As the title says, I need to create/generate a formula for a function with natural domain $(-\infty ,0] \cup [10, \infty )$ and with range $(-\infty , -1]$
where $-\infty $ means going off towards negative numbers' infinite, and $\infty$ means reaching towards positive infinite. $\cup$ means union, so all numbers from both sets $(-\infty ,0] \cup [10, \infty)$ combined. it means elements from $(-\infty ,0]$ "or" $[10, \infty)$
Also known as all numbers except for $(0,10)$ or $[1,9]$
how do you generate this type of function with a center section of the domain missing? I am able to create a function where there is only one type of restriction, but not a function where there's a set of numbers restricted.
Best Answer
We will change the problem a bit, to natural domain $(-\infty,-5]\cup [5,\infty)$. If we solve that problem we can shift to get what we want. We are doing this because symmetry is nice.

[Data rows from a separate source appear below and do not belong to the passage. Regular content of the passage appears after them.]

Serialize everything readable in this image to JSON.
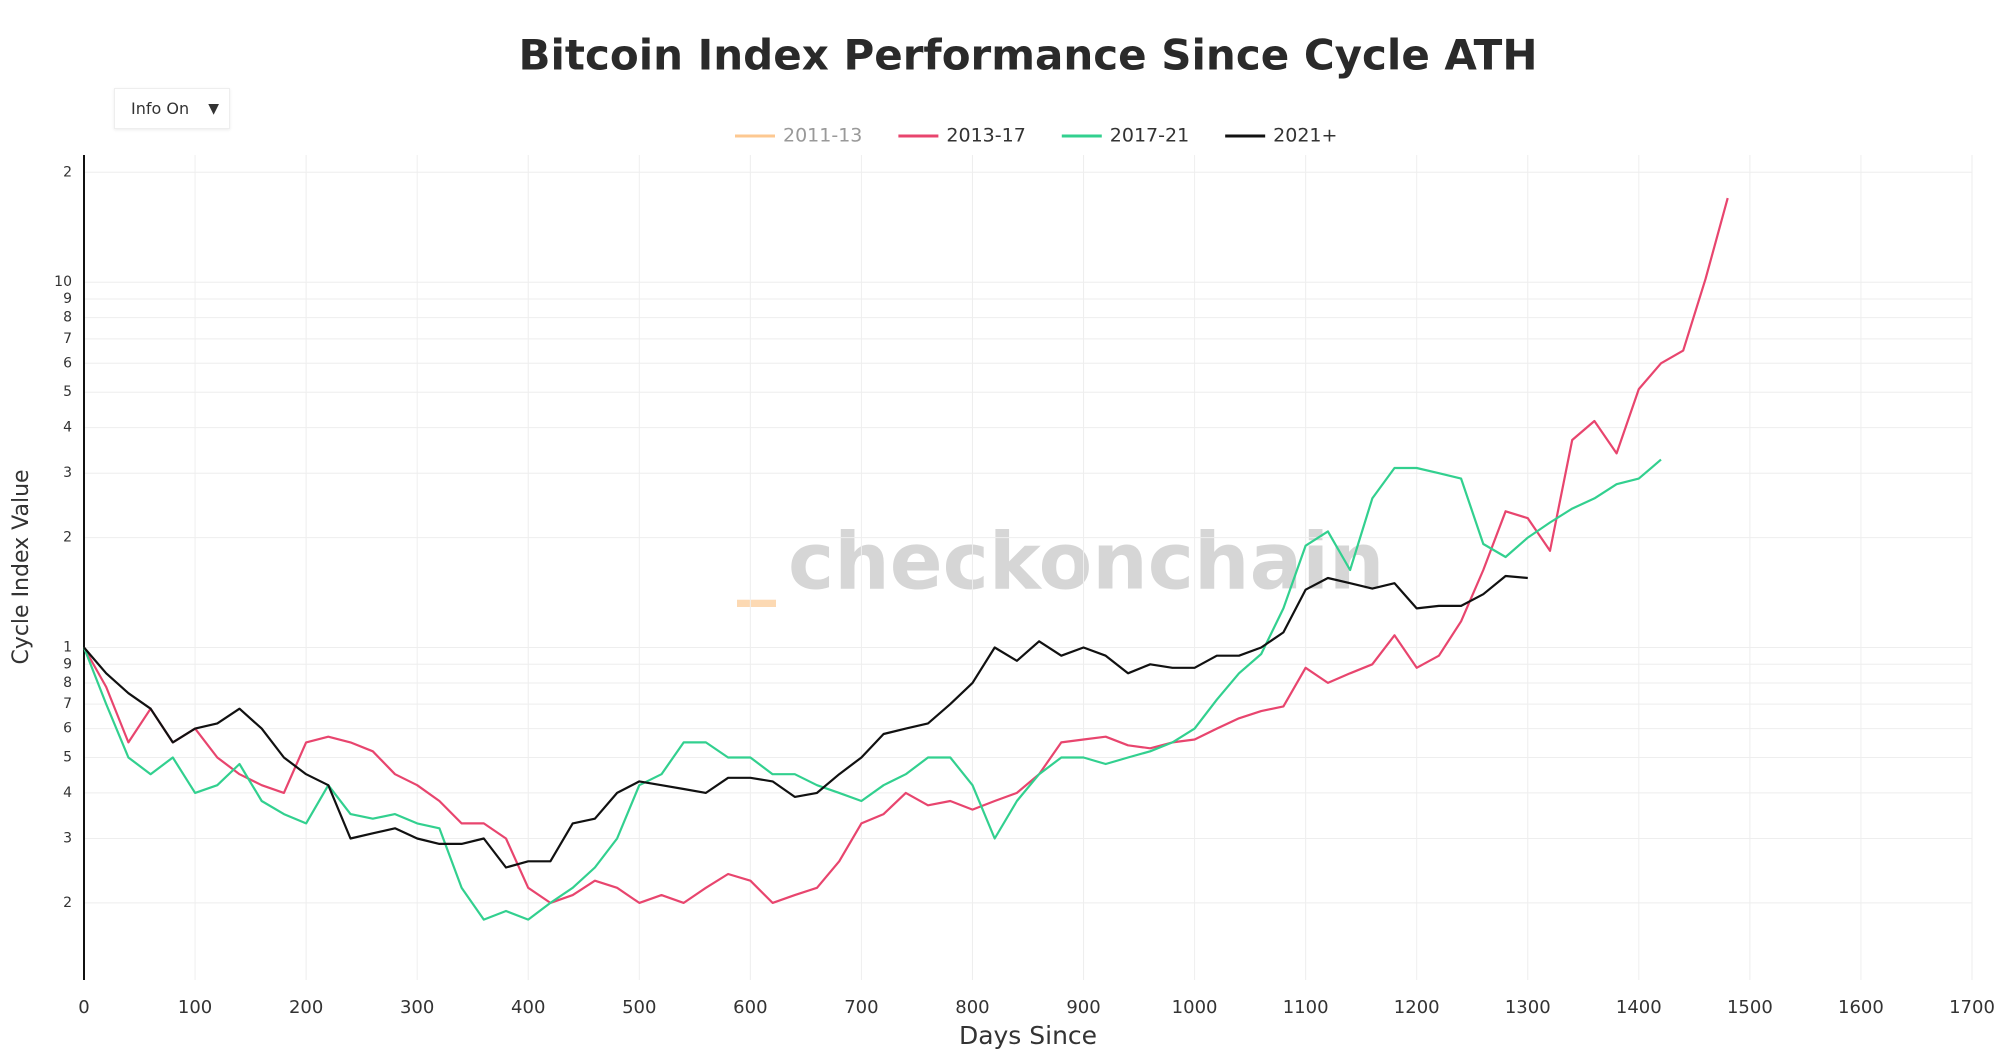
{
  "chart_data": {
    "type": "line",
    "title": "Bitcoin Index Performance Since Cycle ATH",
    "menu": "Info On",
    "watermark": {
      "prefix": "_",
      "text": "checkonchain"
    },
    "xlabel": "Days Since",
    "ylabel": "Cycle Index Value",
    "log_y": true,
    "grid": true,
    "legend": "top",
    "xlim": [
      0,
      1700
    ],
    "xticks": [
      0,
      100,
      200,
      300,
      400,
      500,
      600,
      700,
      800,
      900,
      1000,
      1100,
      1200,
      1300,
      1400,
      1500,
      1600,
      1700
    ],
    "ylim": [
      0.123,
      22.3
    ],
    "yticks": [
      {
        "value": 0.2,
        "label": "2"
      },
      {
        "value": 0.3,
        "label": "3"
      },
      {
        "value": 0.4,
        "label": "4"
      },
      {
        "value": 0.5,
        "label": "5"
      },
      {
        "value": 0.6,
        "label": "6"
      },
      {
        "value": 0.7,
        "label": "7"
      },
      {
        "value": 0.8,
        "label": "8"
      },
      {
        "value": 0.9,
        "label": "9"
      },
      1,
      2,
      3,
      4,
      5,
      6,
      7,
      8,
      9,
      10,
      {
        "value": 20,
        "label": "2"
      }
    ],
    "x": [
      0,
      20,
      40,
      60,
      80,
      100,
      120,
      140,
      160,
      180,
      200,
      220,
      240,
      260,
      280,
      300,
      320,
      340,
      360,
      380,
      400,
      420,
      440,
      460,
      480,
      500,
      520,
      540,
      560,
      580,
      600,
      620,
      640,
      660,
      680,
      700,
      720,
      740,
      760,
      780,
      800,
      820,
      840,
      860,
      880,
      900,
      920,
      940,
      960,
      980,
      1000,
      1020,
      1040,
      1060,
      1080,
      1100,
      1120,
      1140,
      1160,
      1180,
      1200,
      1220,
      1240,
      1260,
      1280,
      1300,
      1320,
      1340,
      1360,
      1380,
      1400,
      1420,
      1440,
      1460,
      1480
    ],
    "series": [
      {
        "name": "2011-13",
        "color": "#fdc891",
        "visible": false,
        "values": [
          null,
          null,
          null,
          null,
          null,
          null,
          null,
          null,
          null,
          null,
          null,
          null,
          null,
          null,
          null,
          null,
          null,
          null,
          null,
          null,
          null,
          null,
          null,
          null,
          null,
          null,
          null,
          null,
          null,
          null,
          null,
          null,
          null,
          null,
          null,
          null,
          null,
          null,
          null,
          null,
          null,
          null,
          null,
          null,
          null,
          null,
          null,
          null,
          null,
          null,
          null,
          null,
          null,
          null,
          null,
          null,
          null,
          null,
          null,
          null,
          null,
          null,
          null,
          null,
          null,
          null,
          null,
          null,
          null,
          null,
          null,
          null,
          null,
          null,
          null
        ]
      },
      {
        "name": "2013-17",
        "color": "#e8456e",
        "visible": true,
        "values": [
          1.0,
          0.78,
          0.55,
          0.68,
          0.55,
          0.6,
          0.5,
          0.45,
          0.42,
          0.4,
          0.55,
          0.57,
          0.55,
          0.52,
          0.45,
          0.42,
          0.38,
          0.33,
          0.33,
          0.3,
          0.22,
          0.2,
          0.21,
          0.23,
          0.22,
          0.2,
          0.21,
          0.2,
          0.22,
          0.24,
          0.23,
          0.2,
          0.21,
          0.22,
          0.26,
          0.33,
          0.35,
          0.4,
          0.37,
          0.38,
          0.36,
          0.38,
          0.4,
          0.45,
          0.55,
          0.56,
          0.57,
          0.54,
          0.53,
          0.55,
          0.56,
          0.6,
          0.64,
          0.67,
          0.69,
          0.88,
          0.8,
          0.85,
          0.9,
          1.08,
          0.88,
          0.95,
          1.18,
          1.63,
          2.36,
          2.26,
          1.84,
          3.7,
          4.17,
          3.4,
          5.1,
          6.0,
          6.5,
          10.2,
          17.0
        ]
      },
      {
        "name": "2017-21",
        "color": "#32d08f",
        "visible": true,
        "values": [
          1.0,
          0.7,
          0.5,
          0.45,
          0.5,
          0.4,
          0.42,
          0.48,
          0.38,
          0.35,
          0.33,
          0.42,
          0.35,
          0.34,
          0.35,
          0.33,
          0.32,
          0.22,
          0.18,
          0.19,
          0.18,
          0.2,
          0.22,
          0.25,
          0.3,
          0.42,
          0.45,
          0.55,
          0.55,
          0.5,
          0.5,
          0.45,
          0.45,
          0.42,
          0.4,
          0.38,
          0.42,
          0.45,
          0.5,
          0.5,
          0.42,
          0.3,
          0.38,
          0.45,
          0.5,
          0.5,
          0.48,
          0.5,
          0.52,
          0.55,
          0.6,
          0.72,
          0.85,
          0.96,
          1.28,
          1.9,
          2.08,
          1.63,
          2.56,
          3.1,
          3.1,
          3.0,
          2.9,
          1.92,
          1.77,
          2.0,
          2.2,
          2.4,
          2.56,
          2.8,
          2.9,
          3.27,
          null,
          null,
          null
        ]
      },
      {
        "name": "2021+",
        "color": "#111111",
        "visible": true,
        "values": [
          1.0,
          0.85,
          0.75,
          0.68,
          0.55,
          0.6,
          0.62,
          0.68,
          0.6,
          0.5,
          0.45,
          0.42,
          0.3,
          0.31,
          0.32,
          0.3,
          0.29,
          0.29,
          0.3,
          0.25,
          0.26,
          0.26,
          0.33,
          0.34,
          0.4,
          0.43,
          0.42,
          0.41,
          0.4,
          0.44,
          0.44,
          0.43,
          0.39,
          0.4,
          0.45,
          0.5,
          0.58,
          0.6,
          0.62,
          0.7,
          0.8,
          1.0,
          0.92,
          1.04,
          0.95,
          1.0,
          0.95,
          0.85,
          0.9,
          0.88,
          0.88,
          0.95,
          0.95,
          1.0,
          1.1,
          1.44,
          1.55,
          1.5,
          1.45,
          1.5,
          1.28,
          1.3,
          1.3,
          1.4,
          1.57,
          1.55,
          null,
          null,
          null,
          null,
          null,
          null,
          null,
          null,
          null
        ]
      }
    ]
  }
}
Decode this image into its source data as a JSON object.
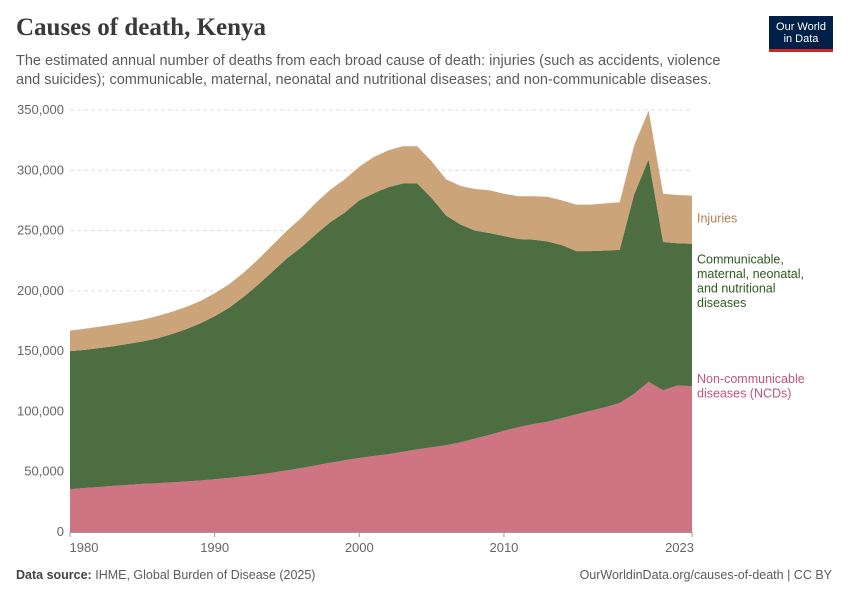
{
  "header": {
    "title": "Causes of death, Kenya",
    "subtitle": "The estimated annual number of deaths from each broad cause of death: injuries (such as accidents, violence and suicides); communicable, maternal, neonatal and nutritional diseases; and non-communicable diseases."
  },
  "logo": {
    "line1": "Our World",
    "line2": "in Data",
    "bg_color": "#002147",
    "accent_color": "#ce261e"
  },
  "footer": {
    "source_label": "Data source:",
    "source_text": "IHME, Global Burden of Disease (2025)",
    "url": "OurWorldinData.org/causes-of-death | CC BY"
  },
  "chart_data": {
    "type": "area",
    "stacked": true,
    "title": "Causes of death, Kenya",
    "xlabel": "",
    "ylabel": "",
    "xlim": [
      1980,
      2023
    ],
    "ylim": [
      0,
      350000
    ],
    "grid": true,
    "legend_placement": "right",
    "x_ticks": [
      {
        "value": 1980,
        "label": "1980"
      },
      {
        "value": 1990,
        "label": "1990"
      },
      {
        "value": 2000,
        "label": "2000"
      },
      {
        "value": 2010,
        "label": "2010"
      },
      {
        "value": 2023,
        "label": "2023"
      }
    ],
    "y_ticks": [
      {
        "value": 0,
        "label": "0"
      },
      {
        "value": 50000,
        "label": "50,000"
      },
      {
        "value": 100000,
        "label": "100,000"
      },
      {
        "value": 150000,
        "label": "150,000"
      },
      {
        "value": 200000,
        "label": "200,000"
      },
      {
        "value": 250000,
        "label": "250,000"
      },
      {
        "value": 300000,
        "label": "300,000"
      },
      {
        "value": 350000,
        "label": "350,000"
      }
    ],
    "x": [
      1980,
      1981,
      1982,
      1983,
      1984,
      1985,
      1986,
      1987,
      1988,
      1989,
      1990,
      1991,
      1992,
      1993,
      1994,
      1995,
      1996,
      1997,
      1998,
      1999,
      2000,
      2001,
      2002,
      2003,
      2004,
      2005,
      2006,
      2007,
      2008,
      2009,
      2010,
      2011,
      2012,
      2013,
      2014,
      2015,
      2016,
      2017,
      2018,
      2019,
      2020,
      2021,
      2022,
      2023
    ],
    "series": [
      {
        "name": "Non-communicable diseases (NCDs)",
        "legend_lines": [
          "Non-communicable",
          "diseases (NCDs)"
        ],
        "color": "#ce7483",
        "text_color": "#c2557a",
        "values": [
          35500,
          36500,
          37300,
          38200,
          39100,
          39900,
          40500,
          41100,
          41900,
          42700,
          43700,
          44900,
          46200,
          47600,
          49300,
          51100,
          53100,
          55200,
          57400,
          59500,
          61400,
          63000,
          64500,
          66500,
          68500,
          70300,
          72000,
          74500,
          77500,
          80500,
          84000,
          87000,
          89500,
          91500,
          94500,
          97500,
          100500,
          103500,
          107000,
          114500,
          124500,
          117500,
          121500,
          121000
        ],
        "label_at": 121000
      },
      {
        "name": "Communicable, maternal, neonatal, and nutritional diseases",
        "legend_lines": [
          "Communicable,",
          "maternal, neonatal,",
          "and nutritional",
          "diseases"
        ],
        "color": "#4c6e41",
        "text_color": "#2e5a20",
        "values": [
          114500,
          114500,
          115200,
          115800,
          116900,
          118100,
          120000,
          122900,
          126100,
          130300,
          135300,
          141100,
          148800,
          157400,
          166700,
          175900,
          183100,
          191800,
          199600,
          205500,
          213600,
          218000,
          221500,
          222500,
          220500,
          206700,
          190500,
          180500,
          172500,
          167500,
          161500,
          156000,
          153000,
          149500,
          143500,
          135500,
          132500,
          130000,
          127000,
          165500,
          184500,
          123000,
          118000,
          118000
        ],
        "label_at": 208000
      },
      {
        "name": "Injuries",
        "legend_lines": [
          "Injuries"
        ],
        "color": "#cca47a",
        "text_color": "#b07f4b",
        "values": [
          17000,
          17500,
          17800,
          18000,
          18000,
          18000,
          18500,
          18500,
          18500,
          18500,
          19000,
          19500,
          20000,
          21000,
          22000,
          23000,
          24500,
          26000,
          27000,
          27500,
          28000,
          30000,
          30500,
          31000,
          31000,
          30500,
          30000,
          32000,
          34500,
          35500,
          35000,
          35500,
          36000,
          37000,
          37000,
          38500,
          38500,
          39000,
          39500,
          40500,
          40500,
          40000,
          40000,
          40000
        ],
        "label_at": 260000
      }
    ]
  }
}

And although I have nothing really against $5$, but $1$ is a nicer number. So we will deal with natural domain $(-\infty,-1]\cup [1,\infty)$. You can do the suitable scaling.
So we want to run into trouble in $(-1,1)$. The following sounds good: $$\sqrt{1-\frac{1}{x^2}}.$$
But the range is $[0,\infty)$. That part is easy to fix: switch sign, and subtract $1$.